Growing Up With a Republican Parent
For as long as I can remember, Fox News has always been on in my house. I was born in America, as was my dad, but we live in Ireland now. The channel is his go-to for catching up on the news back home. Over the years, I've often sat with him as we watched shows like 'The Hive' and the 'The O'Reilly Factor' and unwittingly absorbed everything I heard. Granted, there is only so much a child can take in.
As a person with liberal and democratic views now, it's really funny to see how my political opinions have changed.
I was seven when Obama won the presidency in 2008 and eight when he was sworn in. At the time, I had such a twisted view of the Democratic Party. I did not possess the knowledge required to sufficiently assess the party and it's views at eight-years-old. My dad voted for McCain, so I was definitely biased as a young child, since you assume everything your parents do is 'right.' (pun intended). When you said Obama or Democrat, I would think of a scary haunted mansion with a long twisted driveway. I imagined villains I knew from Scooby Doo, all sitting at a long table discussing their evil plans. It was THAT bad. I now wonder how my views got to the point where I could barely comprehend what was discussed on the channel. You can blame my run-away imagination, but I beg to differ and argue the power of politically-tilted media.
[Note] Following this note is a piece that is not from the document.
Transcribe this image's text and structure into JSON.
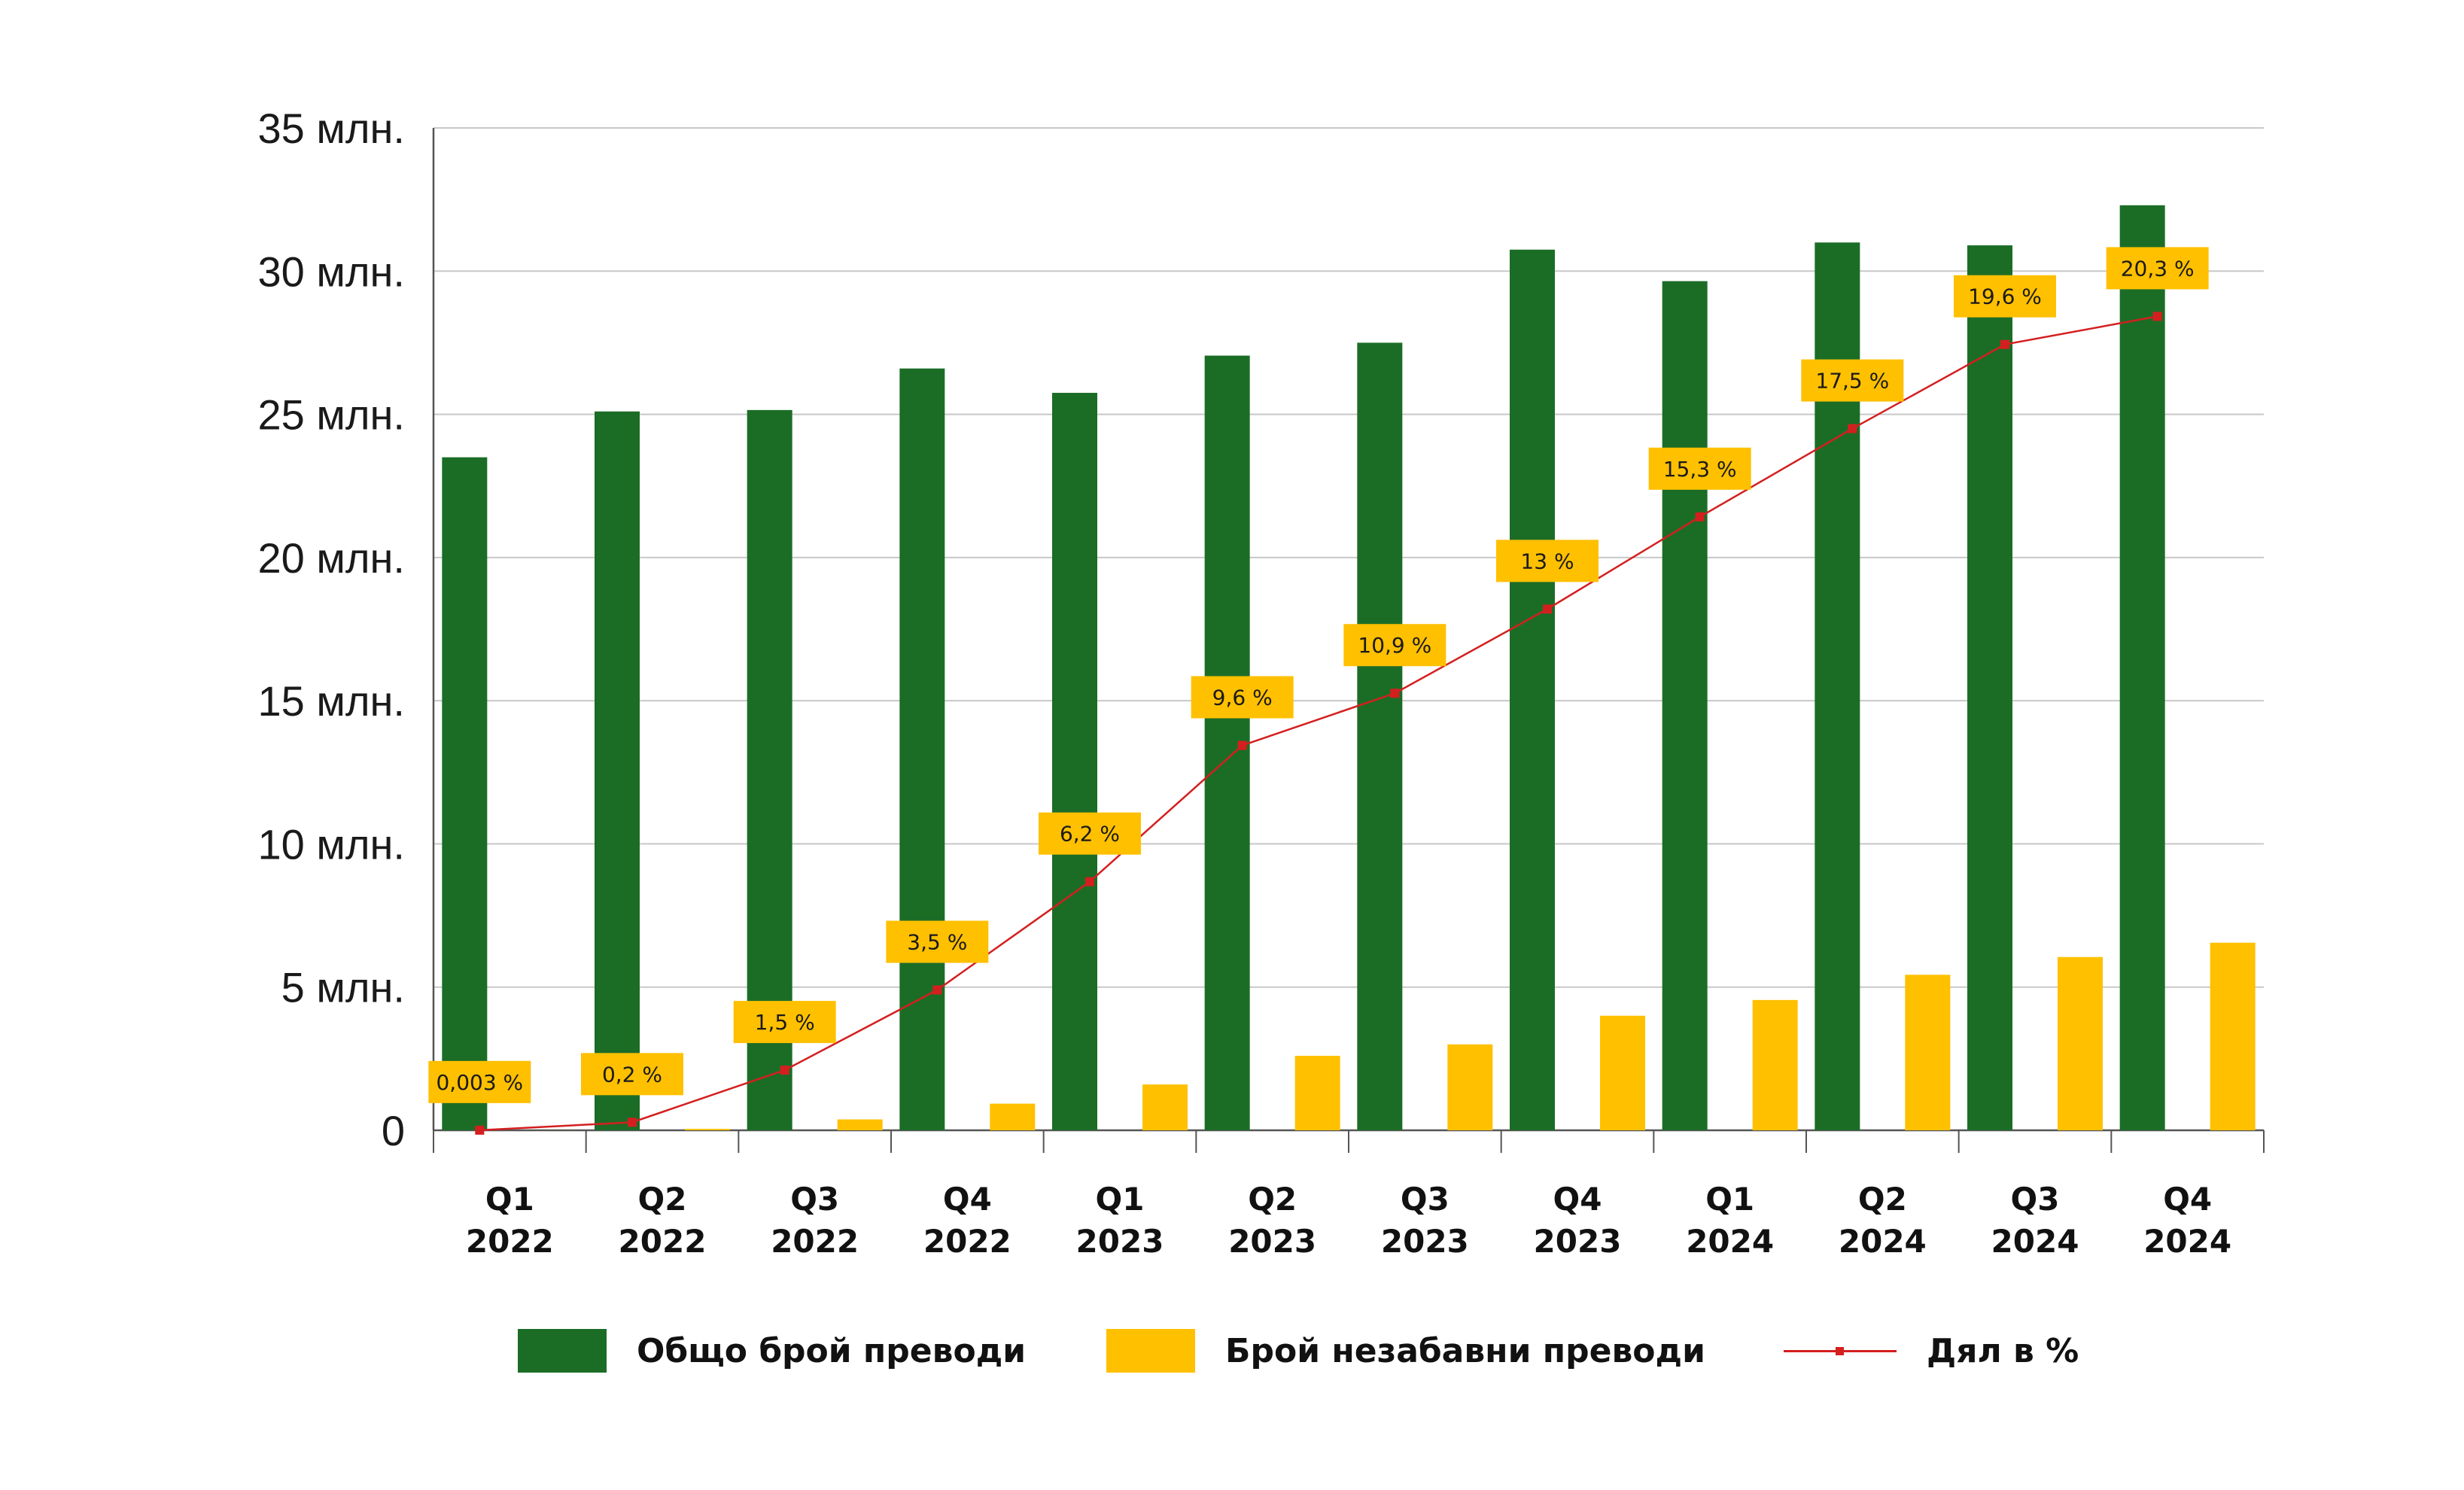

When I was around ten, my friend said that Bush started a war. This statement left me shell-shocked. I vainly denied it and defended him. I had no idea Bush was making decisions about what soldiers did in the Middle East. To me, Bush was the President i.e. the best man in America. In my mind, him and war conflict did not intersect.
During the 2012 election, my dad supported Mitt Romney, but I don't recall favoring a candidate. No doubt, when I asked questions about the election, I was probably given a less than accurate account of what Obama wanted to do. It didn't seem to phase me.
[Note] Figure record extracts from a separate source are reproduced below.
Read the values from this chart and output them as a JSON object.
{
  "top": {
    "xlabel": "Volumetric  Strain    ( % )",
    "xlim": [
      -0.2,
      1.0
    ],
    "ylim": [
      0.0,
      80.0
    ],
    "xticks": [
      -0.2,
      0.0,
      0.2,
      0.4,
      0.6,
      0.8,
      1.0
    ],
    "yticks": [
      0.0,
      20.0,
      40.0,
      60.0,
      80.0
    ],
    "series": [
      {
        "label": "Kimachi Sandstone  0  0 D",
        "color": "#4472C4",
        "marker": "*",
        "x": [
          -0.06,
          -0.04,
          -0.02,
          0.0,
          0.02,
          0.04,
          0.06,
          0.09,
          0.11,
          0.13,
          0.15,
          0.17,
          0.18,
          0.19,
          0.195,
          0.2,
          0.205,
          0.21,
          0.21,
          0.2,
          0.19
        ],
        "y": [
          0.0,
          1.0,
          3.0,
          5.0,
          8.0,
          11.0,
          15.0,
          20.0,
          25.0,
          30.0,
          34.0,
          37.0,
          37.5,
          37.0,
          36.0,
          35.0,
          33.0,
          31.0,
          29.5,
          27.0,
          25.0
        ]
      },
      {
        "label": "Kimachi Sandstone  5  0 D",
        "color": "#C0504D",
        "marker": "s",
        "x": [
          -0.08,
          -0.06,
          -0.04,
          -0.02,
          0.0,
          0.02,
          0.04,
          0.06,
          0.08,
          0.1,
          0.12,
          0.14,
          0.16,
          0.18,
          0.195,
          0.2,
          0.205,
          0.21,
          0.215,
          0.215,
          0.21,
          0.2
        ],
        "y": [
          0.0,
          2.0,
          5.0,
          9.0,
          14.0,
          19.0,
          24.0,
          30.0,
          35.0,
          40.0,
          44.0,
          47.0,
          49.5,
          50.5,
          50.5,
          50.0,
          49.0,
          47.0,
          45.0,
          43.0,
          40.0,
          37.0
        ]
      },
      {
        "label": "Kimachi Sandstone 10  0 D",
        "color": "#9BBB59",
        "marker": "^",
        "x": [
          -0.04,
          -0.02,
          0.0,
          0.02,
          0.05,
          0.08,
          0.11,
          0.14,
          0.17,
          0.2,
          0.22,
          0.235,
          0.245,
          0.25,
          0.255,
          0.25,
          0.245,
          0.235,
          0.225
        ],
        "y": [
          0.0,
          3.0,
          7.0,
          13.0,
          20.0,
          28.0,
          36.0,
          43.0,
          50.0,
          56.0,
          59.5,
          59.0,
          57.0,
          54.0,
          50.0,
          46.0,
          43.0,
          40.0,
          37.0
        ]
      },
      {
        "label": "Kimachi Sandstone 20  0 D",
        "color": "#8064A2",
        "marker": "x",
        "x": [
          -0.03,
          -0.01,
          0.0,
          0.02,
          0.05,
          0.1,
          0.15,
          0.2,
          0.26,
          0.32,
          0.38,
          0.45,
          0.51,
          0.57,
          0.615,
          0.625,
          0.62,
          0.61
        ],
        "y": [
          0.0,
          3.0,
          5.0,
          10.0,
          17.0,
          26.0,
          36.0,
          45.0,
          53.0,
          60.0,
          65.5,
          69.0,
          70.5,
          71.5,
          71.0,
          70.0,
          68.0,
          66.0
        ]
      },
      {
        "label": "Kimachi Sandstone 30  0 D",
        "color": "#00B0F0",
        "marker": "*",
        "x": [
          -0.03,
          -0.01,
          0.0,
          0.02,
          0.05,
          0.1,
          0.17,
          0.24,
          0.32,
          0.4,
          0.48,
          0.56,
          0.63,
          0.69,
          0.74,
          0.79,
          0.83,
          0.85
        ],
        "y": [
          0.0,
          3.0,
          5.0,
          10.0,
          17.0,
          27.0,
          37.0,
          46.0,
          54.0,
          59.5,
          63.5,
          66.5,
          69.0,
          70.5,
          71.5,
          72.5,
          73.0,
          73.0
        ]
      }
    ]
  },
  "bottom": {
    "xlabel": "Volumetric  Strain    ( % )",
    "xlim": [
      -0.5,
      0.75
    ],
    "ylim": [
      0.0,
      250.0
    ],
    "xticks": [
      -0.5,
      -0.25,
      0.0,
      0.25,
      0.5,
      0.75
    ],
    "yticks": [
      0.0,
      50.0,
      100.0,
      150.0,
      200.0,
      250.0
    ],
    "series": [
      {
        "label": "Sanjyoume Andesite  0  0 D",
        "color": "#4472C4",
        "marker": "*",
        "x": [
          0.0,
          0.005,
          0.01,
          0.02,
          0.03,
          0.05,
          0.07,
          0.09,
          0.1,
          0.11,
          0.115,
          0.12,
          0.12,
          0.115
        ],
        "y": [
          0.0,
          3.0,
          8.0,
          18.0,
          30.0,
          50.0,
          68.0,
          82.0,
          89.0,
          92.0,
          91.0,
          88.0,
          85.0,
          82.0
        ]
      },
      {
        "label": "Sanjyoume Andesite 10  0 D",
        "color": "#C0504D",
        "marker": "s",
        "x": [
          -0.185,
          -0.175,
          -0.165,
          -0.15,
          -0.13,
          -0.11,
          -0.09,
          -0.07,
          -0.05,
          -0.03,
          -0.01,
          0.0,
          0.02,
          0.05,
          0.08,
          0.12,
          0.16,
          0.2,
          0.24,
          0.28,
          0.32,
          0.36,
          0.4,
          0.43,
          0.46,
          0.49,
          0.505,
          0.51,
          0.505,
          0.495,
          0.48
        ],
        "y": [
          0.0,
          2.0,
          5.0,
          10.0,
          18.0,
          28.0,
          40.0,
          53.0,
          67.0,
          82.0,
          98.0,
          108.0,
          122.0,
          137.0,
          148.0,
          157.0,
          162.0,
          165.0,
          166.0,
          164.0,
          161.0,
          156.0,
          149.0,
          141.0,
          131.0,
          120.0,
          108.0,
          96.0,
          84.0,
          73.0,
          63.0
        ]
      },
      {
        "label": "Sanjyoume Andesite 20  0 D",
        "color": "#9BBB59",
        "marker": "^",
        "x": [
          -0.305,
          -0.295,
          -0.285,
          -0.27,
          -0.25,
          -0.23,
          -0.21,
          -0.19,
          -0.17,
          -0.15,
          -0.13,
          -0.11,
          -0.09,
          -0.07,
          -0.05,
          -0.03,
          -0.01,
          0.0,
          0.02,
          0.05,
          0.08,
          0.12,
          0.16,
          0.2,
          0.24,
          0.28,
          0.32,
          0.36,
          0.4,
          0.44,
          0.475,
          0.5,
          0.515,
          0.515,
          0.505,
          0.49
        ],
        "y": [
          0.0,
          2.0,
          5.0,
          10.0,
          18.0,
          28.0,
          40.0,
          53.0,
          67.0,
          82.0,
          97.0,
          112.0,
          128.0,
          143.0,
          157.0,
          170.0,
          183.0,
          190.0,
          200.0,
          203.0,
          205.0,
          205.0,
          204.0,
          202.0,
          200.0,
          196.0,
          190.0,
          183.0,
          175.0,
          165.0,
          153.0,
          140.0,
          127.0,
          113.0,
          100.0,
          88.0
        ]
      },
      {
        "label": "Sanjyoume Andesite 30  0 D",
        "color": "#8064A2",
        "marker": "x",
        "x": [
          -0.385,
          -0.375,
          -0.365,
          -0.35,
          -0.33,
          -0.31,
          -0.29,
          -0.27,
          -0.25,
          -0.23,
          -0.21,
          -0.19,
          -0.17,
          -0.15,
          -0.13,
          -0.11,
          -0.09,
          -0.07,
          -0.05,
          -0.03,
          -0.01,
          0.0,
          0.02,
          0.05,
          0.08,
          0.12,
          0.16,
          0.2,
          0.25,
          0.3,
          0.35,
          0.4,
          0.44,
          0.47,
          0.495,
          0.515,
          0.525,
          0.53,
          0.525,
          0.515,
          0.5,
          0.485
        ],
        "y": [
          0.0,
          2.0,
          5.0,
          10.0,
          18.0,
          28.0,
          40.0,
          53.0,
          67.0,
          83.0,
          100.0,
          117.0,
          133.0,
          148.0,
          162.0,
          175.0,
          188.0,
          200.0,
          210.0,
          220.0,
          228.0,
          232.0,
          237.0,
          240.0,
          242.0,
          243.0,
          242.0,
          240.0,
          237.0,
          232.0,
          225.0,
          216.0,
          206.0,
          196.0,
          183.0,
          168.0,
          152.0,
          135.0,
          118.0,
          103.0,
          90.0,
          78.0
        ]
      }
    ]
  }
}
Fast forward to this year, I was laughing at videos of Obama cracking dad jokes and chuckling at the memes of the Obama-Biden bromance. In the early days, I watched the news (Fox News, no less) and stared at the TV screen in disbelief that a man like Trump was running. I was comforted by the polls and broadcasters saying there was no way he'd get the Republican nomination. No comment now.
I have an ongoing joke with some of my friends that I'm going to run in the 2036 election and win and become the first woman president. I had even started on my campaign hashtags: #VottaforPresident2036. And although this was a joke, I wasn't fully embracing Hillary Clinton as the potential first woman president. Even up to Election Day 2016, I wasn't well versed in her promises and was mostly clouded by her email scandal, but I was more than willing to sacrifice my chance at becoming the first woman president to avoid the nightmare of a Trump presidency. When the news played in our house (guess what channel) my dad would say, “We're gonna build a wall!,” for the sole reason that he knew I hated Trump. My dad didn't love Trump or Clinton, but he didn't vote in last year's election because he didn't receive his ballot in the mail. (We didn't know that states aren't required to send overseas citizens their ballots anymore.)
As an aspiring journalist with an interest in politics, my political evolvement is interesting to see. I now know the power the media can have and how the media carries out their political agenda. Although I regret the years I wasn't bleeding blue, I think being formerly brainwashed by conservative media gives me a slight edge when it comes to assessing 'fake news.’
Right now, my political differences with my dad make for really interesting discussions and debate. I enjoy the not-very-deep schism. It aids me as I assess topics with a more rounded view.